My eyes feel like they're closing as I walk through Victoria Station. It's been a long day and I'm almost in a panic to get home. Sadly my tired feet won't carry me any faster than I'm going, despite the fact that everyone around me seems to be running like bridesmaids in a rain storm. I suppose at this time of night no one wants to miss their last train home. Returning to London after the relative calm of Hove is always a shock to the system. I'm sure I'll soon be running everywhere myself, but for a few blissful hours I'm operating at a slower speed.
There must have been some sort of storm in the night, because when I woke up this morning, the pavements in Hove were shimmering with rain water, and the sea was a yellow raging tiger.
PK and I worked our way through the last of the songs from Brass. We ended with Scared - or Sacred as Paul misread it. It's the big love song in Brass, the moment that the four protagonists realise they've fallen for each other. And of course they do so in song. Why else would I write a musical? I get sick and tired of people who don't understand the one basic rule of musical theatre. When the stakes are too high to speak, sing. And when singing isn't enough, dance. If your drama doesn't happen in music, then you've written a play and you won't have to get the MU involved!
At the end of the day, PK showed me some of the tracks he'd been working on, including I Make the Shells, which is so epic and symphonic that I secretly burst into tears!
I treated PK for lunch at a greasy spoon. The plan had been to take PK's wife, Olivia, with us, as a thank you for always cooking such lovely food when I'm working there, but she has such an astonishingly healthy diet, that the idea of fried and processed food entirely freaked her out. She genuinely couldn't imagine what anyone would manage to eat in a greasy spoon, so stayed at home and ate hummus in pitta. Meanwhile, we returned stinking of fried bacon. I suddenly saw her point!

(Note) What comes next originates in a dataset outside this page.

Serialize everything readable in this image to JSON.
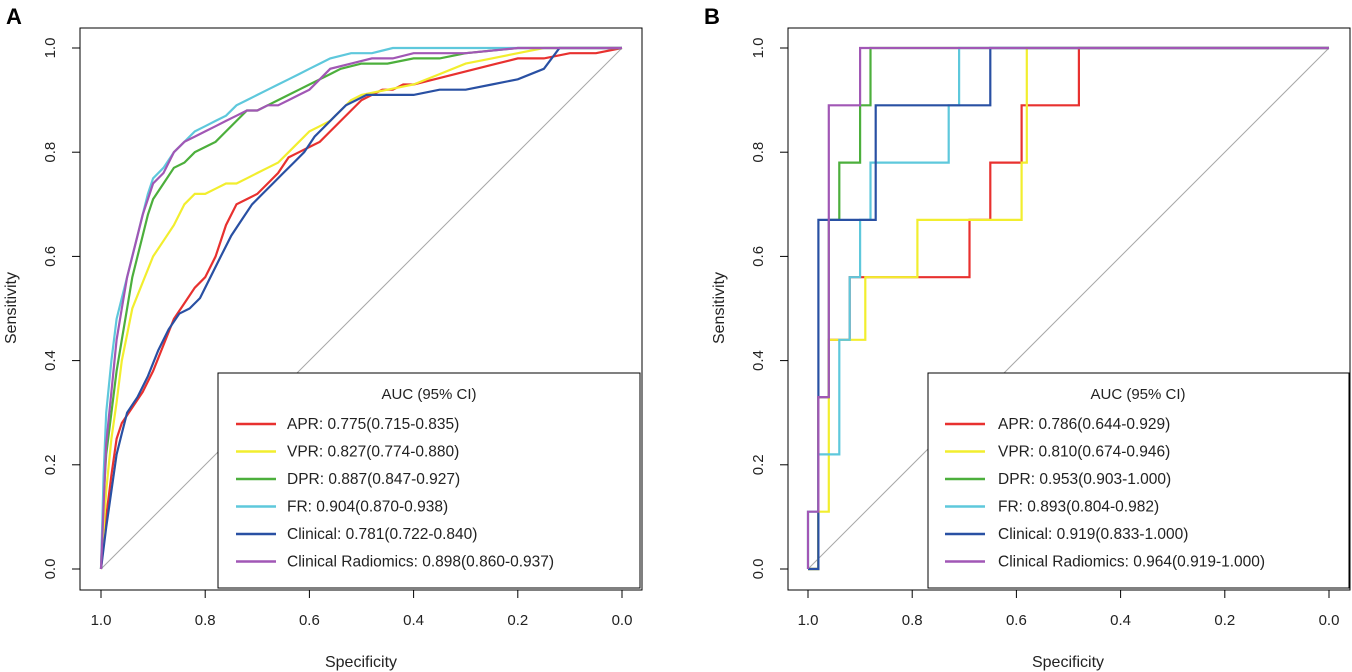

To save money, I booked my train tickets in advance, but due to filming commitments, had to keep cancelling tickets and buying new ones. By the time I'd travelled to West Worthing and back, twice, I had exactly twenty extra tickets and receipts in my wallet. So many, in fact, that the wallet wouldn't close!
The cheapest tickets were for the latest trains, and, because we finished work at six, I sauntered back to Hove and met Fiona for tea whilst waiting for the train. We sat in Hove Station for a while, which is peopled by the most bewildered assortment of misfits I've possibly witnessed under one roof. An announcement came over the tannoy at one point about delayed trains and cancellations, which no one could hear. I went to the ticket desk to ask what the announcement was all about. "I dunno" said the man, "I couldn't hear it. I should think it was just routine..." "But it featured the word cancellation," I said, "surely that's a little more than routine..." "Oh.." He said. And that seemed to be the end of our conversation.
Another staff member just giggled nervously whilst a third, somewhere on the autistic spectrum, barked something. She looked at me: "Did you get any of that? Me neither..." Her face said it all; "we're a bit rubbish aren't we?" In fact, I think she may even have said words to that effect, prompting Fiona to comment on what a typically English thing it is to wear ones uselessness on ones sleeve. It sort of ties in with the whole supporting the under dog thing. It's okay to be rubbish, if you're bumbling and being charming at the same time.